ASP does not reflect actual costs to pharmacies of acquiring drugs: ASP reflects the sales revenue earned by a manufacturer, not the actual price paid by the purchaser. At a minimum, therefore, the ASP would have to be increased by a significant percentage to cover the providers’ costs of purchasing the drug from the wholesaler, as well as the costs of storage, inventory, cost of capital, etc., of the provider. Moreover, any reimbursement formula would have to consider that generic drugs usually have a lower base price. Any percentage increase in the ASP for a generic drug would have to be sufficient to cover all the additional costs involved in purchasing and distributing these drugs. If the reimbursement amounts for generics are insufficient, it will encourage the use of more expensive brand-name drugs. This is an outcome that public and private payors want to avoid.


ASP cannot be calculated across purchasers: Because pharmaceutical manufacturers charge much different prices to different purchasers, a weighted average across all purchasers is inappropriate to determine the reimbursement rate for a particular class of purchaser. Some purchasers would consistently take a loss on the reimbursement, while others would be paid excessively. Because retail pharmacies are generally charged higher prices than other pharmaceutical purchasers, the use of weighted average ASP would drive down the reimbursement to start well below retail pharmacy’s purchasing price. Even some inflation factor (e.g. ASP +8%) may not make pharmacy whole just for acquiring the drug, no less the costs of storing, inventory, warehousing, and distribution of the drug. This would force participating pharmacies to provide these products at a loss. This scenario would create severe and widespread access problems for Medicare beneficiaries.

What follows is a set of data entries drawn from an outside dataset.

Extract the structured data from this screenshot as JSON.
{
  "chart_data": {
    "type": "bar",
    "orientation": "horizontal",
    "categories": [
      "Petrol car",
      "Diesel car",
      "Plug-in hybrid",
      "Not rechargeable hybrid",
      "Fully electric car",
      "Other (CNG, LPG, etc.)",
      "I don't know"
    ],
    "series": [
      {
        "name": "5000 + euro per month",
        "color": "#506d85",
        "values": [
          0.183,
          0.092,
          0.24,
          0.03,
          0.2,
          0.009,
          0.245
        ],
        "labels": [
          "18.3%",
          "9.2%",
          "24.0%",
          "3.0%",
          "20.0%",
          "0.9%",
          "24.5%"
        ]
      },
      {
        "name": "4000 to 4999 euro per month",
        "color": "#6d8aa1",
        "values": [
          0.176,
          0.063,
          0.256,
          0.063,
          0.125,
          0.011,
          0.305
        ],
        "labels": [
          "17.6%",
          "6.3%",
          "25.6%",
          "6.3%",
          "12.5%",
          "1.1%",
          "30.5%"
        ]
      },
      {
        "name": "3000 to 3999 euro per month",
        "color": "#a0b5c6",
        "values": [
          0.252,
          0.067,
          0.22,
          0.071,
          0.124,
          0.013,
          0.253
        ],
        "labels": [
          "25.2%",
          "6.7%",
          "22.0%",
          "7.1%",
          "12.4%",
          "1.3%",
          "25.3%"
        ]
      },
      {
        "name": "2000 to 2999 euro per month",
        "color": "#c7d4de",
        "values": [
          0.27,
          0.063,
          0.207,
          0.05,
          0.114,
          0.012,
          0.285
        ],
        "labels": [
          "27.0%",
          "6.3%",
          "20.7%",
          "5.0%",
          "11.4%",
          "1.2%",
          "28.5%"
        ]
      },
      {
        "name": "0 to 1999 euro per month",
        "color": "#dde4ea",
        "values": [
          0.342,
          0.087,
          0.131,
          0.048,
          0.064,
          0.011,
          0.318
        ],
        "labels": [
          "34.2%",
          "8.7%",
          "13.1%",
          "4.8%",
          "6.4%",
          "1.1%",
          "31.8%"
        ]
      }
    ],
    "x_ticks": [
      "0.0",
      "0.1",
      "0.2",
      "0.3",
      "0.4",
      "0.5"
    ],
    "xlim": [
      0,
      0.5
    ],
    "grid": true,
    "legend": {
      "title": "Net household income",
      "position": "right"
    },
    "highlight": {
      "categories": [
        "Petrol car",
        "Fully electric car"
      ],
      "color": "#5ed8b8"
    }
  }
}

ASP will be outdated by the time it is used: ASP is a retrospectively-determined price that lacks “real time” value for claim payment purposes. Pharmacies adjudicate claims in an “online real time” environment. Given this fact, the costs of pharmaceuticals change daily, and cannot be reimbursed on an ASP amount that might be six months out of date.

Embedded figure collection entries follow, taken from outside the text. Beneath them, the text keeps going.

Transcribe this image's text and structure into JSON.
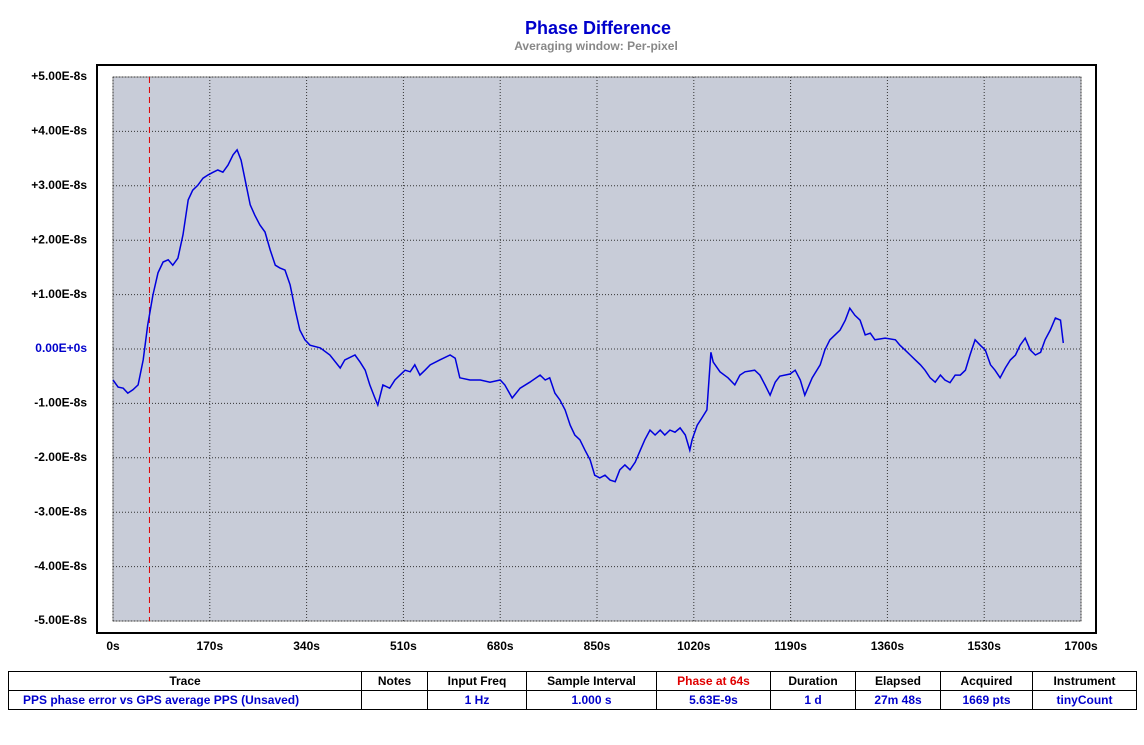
{
  "chart_data": {
    "type": "line",
    "title": "Phase Difference",
    "subtitle": "Averaging window: Per-pixel",
    "xlim": [
      0,
      1700
    ],
    "ylim": [
      -5e-08,
      5e-08
    ],
    "xticks": [
      {
        "value": 0,
        "label": "0s"
      },
      {
        "value": 170,
        "label": "170s"
      },
      {
        "value": 340,
        "label": "340s"
      },
      {
        "value": 510,
        "label": "510s"
      },
      {
        "value": 680,
        "label": "680s"
      },
      {
        "value": 850,
        "label": "850s"
      },
      {
        "value": 1020,
        "label": "1020s"
      },
      {
        "value": 1190,
        "label": "1190s"
      },
      {
        "value": 1360,
        "label": "1360s"
      },
      {
        "value": 1530,
        "label": "1530s"
      },
      {
        "value": 1700,
        "label": "1700s"
      }
    ],
    "yticks": [
      {
        "value": 5e-08,
        "label": "+5.00E-8s"
      },
      {
        "value": 4e-08,
        "label": "+4.00E-8s"
      },
      {
        "value": 3e-08,
        "label": "+3.00E-8s"
      },
      {
        "value": 2e-08,
        "label": "+2.00E-8s"
      },
      {
        "value": 1e-08,
        "label": "+1.00E-8s"
      },
      {
        "value": 0,
        "label": "0.00E+0s"
      },
      {
        "value": -1e-08,
        "label": "-1.00E-8s"
      },
      {
        "value": -2e-08,
        "label": "-2.00E-8s"
      },
      {
        "value": -3e-08,
        "label": "-3.00E-8s"
      },
      {
        "value": -4e-08,
        "label": "-4.00E-8s"
      },
      {
        "value": -5e-08,
        "label": "-5.00E-8s"
      }
    ],
    "grid": true,
    "cursor_x": 64,
    "cursor_color": "#e00000",
    "x": [
      0,
      9,
      18,
      26,
      35,
      44,
      53,
      61,
      70,
      79,
      88,
      97,
      105,
      114,
      123,
      132,
      140,
      149,
      158,
      167,
      176,
      184,
      193,
      202,
      211,
      218,
      225,
      232,
      241,
      249,
      258,
      267,
      276,
      285,
      293,
      302,
      311,
      320,
      328,
      337,
      346,
      364,
      381,
      399,
      407,
      425,
      434,
      443,
      451,
      460,
      465,
      474,
      486,
      495,
      504,
      513,
      522,
      530,
      539,
      548,
      557,
      574,
      592,
      601,
      609,
      627,
      645,
      662,
      680,
      688,
      701,
      715,
      732,
      750,
      759,
      767,
      776,
      785,
      794,
      803,
      811,
      820,
      829,
      838,
      846,
      855,
      864,
      873,
      882,
      890,
      899,
      908,
      917,
      926,
      934,
      943,
      952,
      961,
      969,
      978,
      987,
      996,
      1005,
      1013,
      1017,
      1026,
      1034,
      1043,
      1050,
      1054,
      1066,
      1080,
      1092,
      1101,
      1110,
      1127,
      1136,
      1145,
      1154,
      1163,
      1171,
      1189,
      1198,
      1207,
      1215,
      1228,
      1242,
      1250,
      1259,
      1268,
      1277,
      1286,
      1294,
      1303,
      1312,
      1321,
      1330,
      1338,
      1356,
      1374,
      1382,
      1391,
      1400,
      1409,
      1418,
      1426,
      1435,
      1444,
      1453,
      1461,
      1470,
      1479,
      1488,
      1497,
      1505,
      1514,
      1523,
      1532,
      1541,
      1549,
      1558,
      1567,
      1576,
      1585,
      1593,
      1602,
      1611,
      1620,
      1629,
      1637,
      1646,
      1655,
      1664,
      1669
    ],
    "series": [
      {
        "name": "PPS phase error vs GPS average PPS (Unsaved)",
        "color": "#0000dd",
        "values": [
          -5.7e-09,
          -7e-09,
          -7.2e-09,
          -8.1e-09,
          -7.5e-09,
          -6.6e-09,
          -2e-09,
          4.4e-09,
          9.9e-09,
          1.4e-08,
          1.6e-08,
          1.64e-08,
          1.54e-08,
          1.67e-08,
          2.1e-08,
          2.74e-08,
          2.92e-08,
          3.01e-08,
          3.14e-08,
          3.2e-08,
          3.25e-08,
          3.29e-08,
          3.25e-08,
          3.38e-08,
          3.57e-08,
          3.66e-08,
          3.47e-08,
          3.11e-08,
          2.65e-08,
          2.46e-08,
          2.28e-08,
          2.15e-08,
          1.82e-08,
          1.54e-08,
          1.49e-08,
          1.45e-08,
          1.18e-08,
          7.2e-09,
          3.5e-09,
          1.7e-09,
          7e-10,
          2e-10,
          -1.1e-09,
          -3.5e-09,
          -2e-09,
          -1.1e-09,
          -2.4e-09,
          -3.9e-09,
          -6.6e-09,
          -9e-09,
          -1.03e-08,
          -6.6e-09,
          -7.2e-09,
          -5.7e-09,
          -4.8e-09,
          -3.9e-09,
          -4.2e-09,
          -2.9e-09,
          -4.8e-09,
          -3.9e-09,
          -2.9e-09,
          -2e-09,
          -1.1e-09,
          -1.7e-09,
          -5.3e-09,
          -5.7e-09,
          -5.7e-09,
          -6.1e-09,
          -5.7e-09,
          -6.6e-09,
          -9e-09,
          -7.2e-09,
          -6.1e-09,
          -4.8e-09,
          -5.7e-09,
          -5.3e-09,
          -8.1e-09,
          -9.4e-09,
          -1.12e-08,
          -1.4e-08,
          -1.58e-08,
          -1.67e-08,
          -1.86e-08,
          -2.04e-08,
          -2.32e-08,
          -2.37e-08,
          -2.32e-08,
          -2.41e-08,
          -2.44e-08,
          -2.22e-08,
          -2.13e-08,
          -2.22e-08,
          -2.08e-08,
          -1.86e-08,
          -1.67e-08,
          -1.49e-08,
          -1.58e-08,
          -1.49e-08,
          -1.58e-08,
          -1.49e-08,
          -1.53e-08,
          -1.45e-08,
          -1.58e-08,
          -1.86e-08,
          -1.67e-08,
          -1.4e-08,
          -1.27e-08,
          -1.12e-08,
          -6e-10,
          -2.4e-09,
          -4.2e-09,
          -5.3e-09,
          -6.6e-09,
          -4.8e-09,
          -4.2e-09,
          -3.9e-09,
          -4.8e-09,
          -6.6e-09,
          -8.5e-09,
          -6.1e-09,
          -5e-09,
          -4.6e-09,
          -3.9e-09,
          -5.7e-09,
          -8.5e-09,
          -5.3e-09,
          -2.9e-09,
          -2e-10,
          1.7e-09,
          2.6e-09,
          3.5e-09,
          5.3e-09,
          7.5e-09,
          6.2e-09,
          5.3e-09,
          2.6e-09,
          2.9e-09,
          1.7e-09,
          2e-09,
          1.7e-09,
          7e-10,
          -2e-10,
          -1.1e-09,
          -2e-09,
          -2.9e-09,
          -3.9e-09,
          -5.3e-09,
          -6.1e-09,
          -4.8e-09,
          -5.7e-09,
          -6.2e-09,
          -4.8e-09,
          -4.8e-09,
          -3.9e-09,
          -1.1e-09,
          1.7e-09,
          7e-10,
          -2e-10,
          -2.9e-09,
          -3.9e-09,
          -5.3e-09,
          -3.5e-09,
          -2e-09,
          -1.1e-09,
          7e-10,
          2e-09,
          -2e-10,
          -1.1e-09,
          -6e-10,
          1.7e-09,
          3.5e-09,
          5.7e-09,
          5.3e-09,
          1.1e-09
        ]
      }
    ]
  },
  "table": {
    "columns": [
      "Trace",
      "Notes",
      "Input Freq",
      "Sample Interval",
      "Phase at 64s",
      "Duration",
      "Elapsed",
      "Acquired",
      "Instrument"
    ],
    "rows": [
      [
        "PPS phase error vs GPS average PPS (Unsaved)",
        "",
        "1 Hz",
        "1.000 s",
        "5.63E-9s",
        "1 d",
        "27m 48s",
        "1669 pts",
        "tinyCount"
      ]
    ]
  }
}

ASP does not incentivize prudent purchasing: Under an ASP structure, 100% of discounts are shifted to the government and as a result, providers have no incentive to purchase at lower costs—the provider payment will be the same whether they secure significant discounts or smaller discounts. Removing the incentive to secure discounts (by sharing in those savings) could result in an increase in Medicare payments for the products.


ASP will disrupt tens of thousands of existing contracts: Tens of thousands of current pharmacy contracts are based on discounted AWP reimbursement, including Medicaid, private pay, DOD TriCare, and FEHBP. Combined, the AWP reimbursement amount plus the dispensing fee payment represent the total reimbursement paid to the pharmacy. These components combined must be adequate to cover the pharmacy’s cost of buying and dispensing the drug and providing professional services as well as profit. Some contracts have a higher discount on the AWP amount and a higher dispensing fee, while others have just the opposite. Both public and private third party payors recognize the issues relating to the use of AWP and have adjusted their reimbursement accordingly.

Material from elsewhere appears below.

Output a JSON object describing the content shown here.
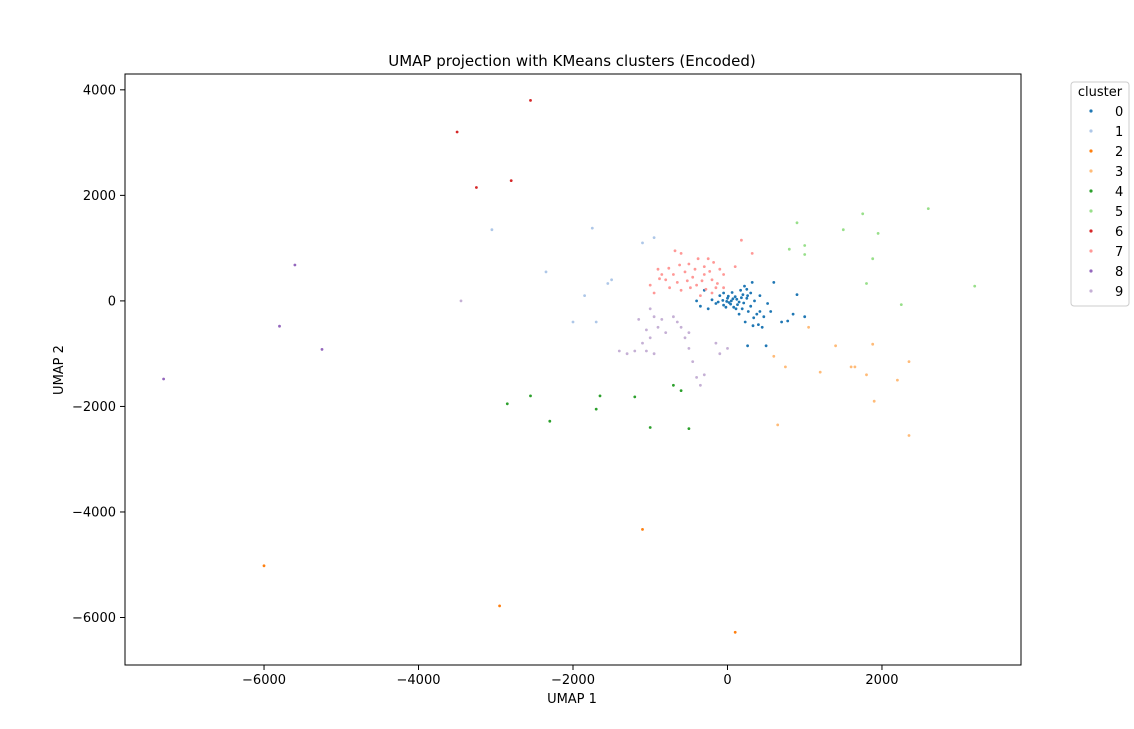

ASP does not reflect the cost of dispensing and providing professional services to patients: Eliminating the use of AWP-5% for Medicare pharmacy reimbursement will mean that pharmacies may be first, undercompensated for the product, and second, receive no payment for packaging and dispensing the product, or for any professional services that are provided. The spread between AWP-5% and acquisition cost helped to pay for these costs, since there are no dispensing or professional fees established for Medicare pharmacy suppliers.